CHRISTIAN AID has responded to a new report that calls for reform of the Foreign Office and brands it “somewhat elitist and rooted in the past”.
The charity’s head of UK advocacy and campaigns, Jennifer Larbie, said on Monday that reform should include “restoring the Department for International Development, and shifting resources and decision-making into the hands of communities most in need.
“We are living through a time when global poverty and hunger is on the rise. Yet all the evidence shows the decision to abolish the government department tasked with tackling these challenges has been a complete and utter disaster.”
The report, compiled by three former ambassadors, makes little explicit reference to aid, other than to recommend that expenditure on international development be set at one per cent of gross national income.
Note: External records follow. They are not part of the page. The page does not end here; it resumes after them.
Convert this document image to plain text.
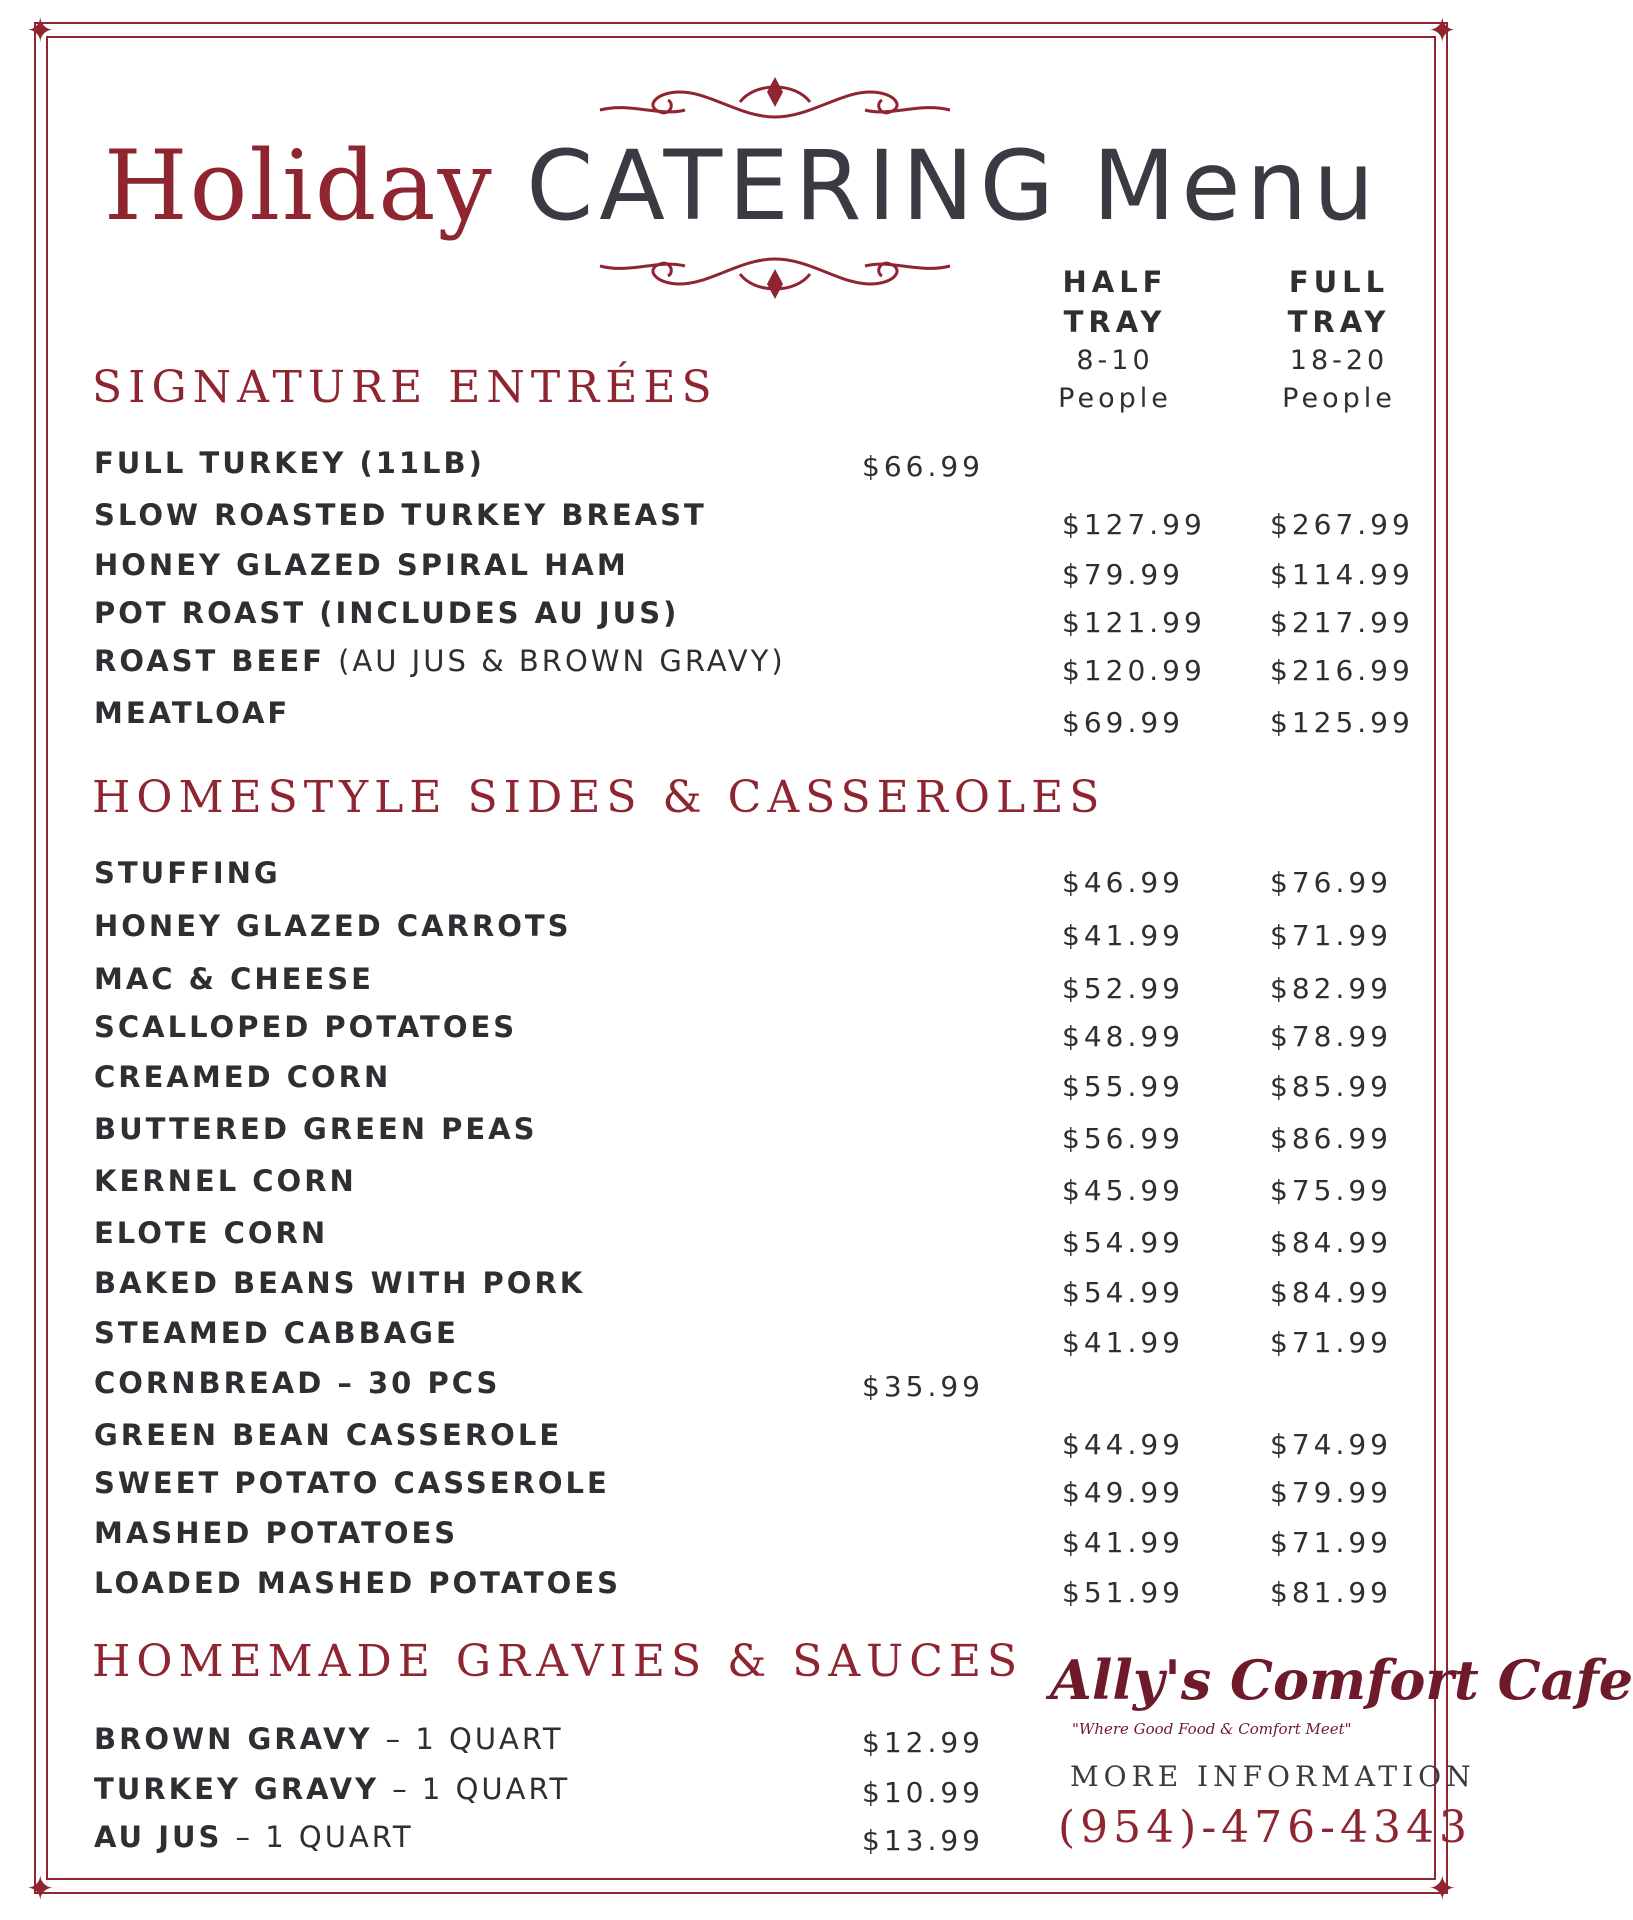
✦	✦
✦	✦
Holiday CATERING Menu
HALF
TRAY
8-10
People
FULL
TRAY
18-20
People
SIGNATURE ENTRÉES
HOMESTYLE SIDES & CASSEROLES
HOMEMADE GRAVIES & SAUCES
FULL TURKEY (11LB)	$66.99
SLOW ROASTED TURKEY BREAST	$127.99 $267.99
HONEY GLAZED SPIRAL HAM	$79.99	$114.99
POT ROAST (INCLUDES AU JUS)	$121.99 $217.99
ROAST BEEF (AU JUS & BROWN GRAVY)	$120.99 $216.99
MEATLOAF	$69.99	$125.99
STUFFING	$46.99	$76.99
HONEY GLAZED CARROTS	$41.99	$71.99
MAC & CHEESE	$52.99	$82.99
SCALLOPED POTATOES	$48.99	$78.99
CREAMED CORN	$55.99	$85.99
BUTTERED GREEN PEAS	$56.99	$86.99
KERNEL CORN	$45.99	$75.99
ELOTE CORN	$54.99	$84.99
BAKED BEANS WITH PORK	$54.99	$84.99
STEAMED CABBAGE	$41.99	$71.99
CORNBREAD – 30 PCS	$35.99
GREEN BEAN CASSEROLE	$44.99	$74.99
SWEET POTATO CASSEROLE	$49.99	$79.99
MASHED POTATOES	$41.99	$71.99
LOADED MASHED POTATOES	$51.99	$81.99
BROWN GRAVY – 1 QUART	$12.99
TURKEY GRAVY – 1 QUART	$10.99
AU JUS – 1 QUART	$13.99
Ally's Comfort Cafe
"Where Good Food & Comfort Meet"
MORE INFORMATION
(954)-476-4343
It says, however, that there should be more flexibility about how aid is apportioned instead of mandating a certain percentage be spent specifically on humanitarian aid.
The former Ambassador to Lebanon and current Principal of Hertford College, Oxford, Tom Fletcher, along with the former Ambassador to Indonesia and honorary professor of the UCL Policy Lab, Moazzam Malik, and Lord Sedwill, a member of the House of Lords who was formerly Ambassador and NATO representative in Afghanistan, compiled the report after discussions with a wider group of former politicians, advisers, and diplomats.
The vision that emerges is of an approach to international affairs in which the various agencies that currently operate semi-autonomously, including GCHQ and the British Council, would be co-ordinated to create a “more joined up approach to strategy, governance and financial delegation”.
In an article for the Financial Times on Monday, Mr Fletcher, who is a former British Ambassador to Lebanon, wrote that the UK needed a “much better focused and co-ordinated set of mechanisms across government — including engagement with the devolved administrations — to deliver a coherent international policy”.
On the UK’s standing in the world, he said: “We have heft, but we need to use it better. That means doing things well, not shouting about how well we do things. It means engaging with humility and respect, and sharing power with countries beyond those that ran the world in 1945.”
A Downing Street spokesperson said that the Prime Minister had full confidence in the capabilities of the department, and that “the Foreign Office is doing vital work to protect and promote UK interests abroad.”